In the last twenty years, I've written code in many styles. One employer had a rule of no more than one label per function; another had a coding standard based on MISRA C, which forbade not only goto but also any kind of early exit (although almost everyone ignored it). I also went through a misguided phase of scrutinising all of the object code generated by an old-fashioned C compiler, to ensure that it resembled the assembly language I would have written myself. That level of fastidiousness entailed quite a few goto statements. Currently, like Laplace, I have no need of goto in my code.

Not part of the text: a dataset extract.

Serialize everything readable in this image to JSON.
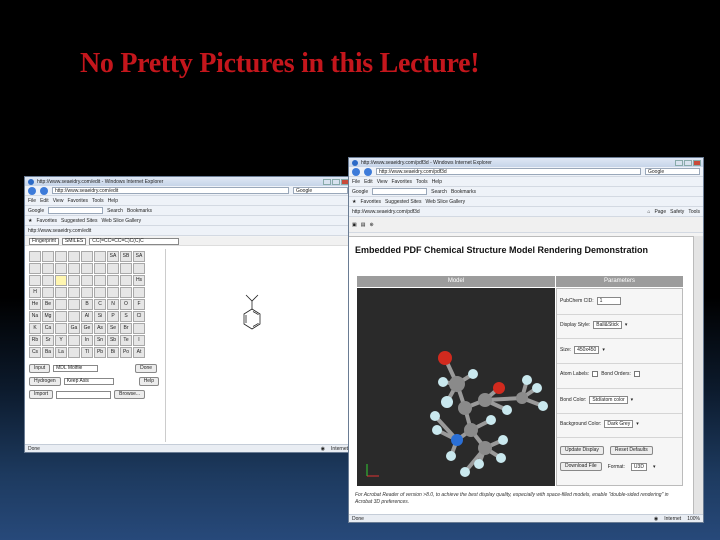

Many coding standards deprecate goto; I've never seen one mandate it. Consequently, for most programmers, using goto is an active choice. Somewhere along the line, they see code that is riddled with goto statements, then decide to copy that style. Some may have been entirely self-taught and were never able to imagine anything better. Some learn not to use GOTO in BASIC and then "unlearn" that lesson when they begin writing C. Others might still be writing code in a style that they adopted when C compilers were much worse than today. Regardless of how the habit was acquired, it is naturally reinforced by the mere-exposure effect.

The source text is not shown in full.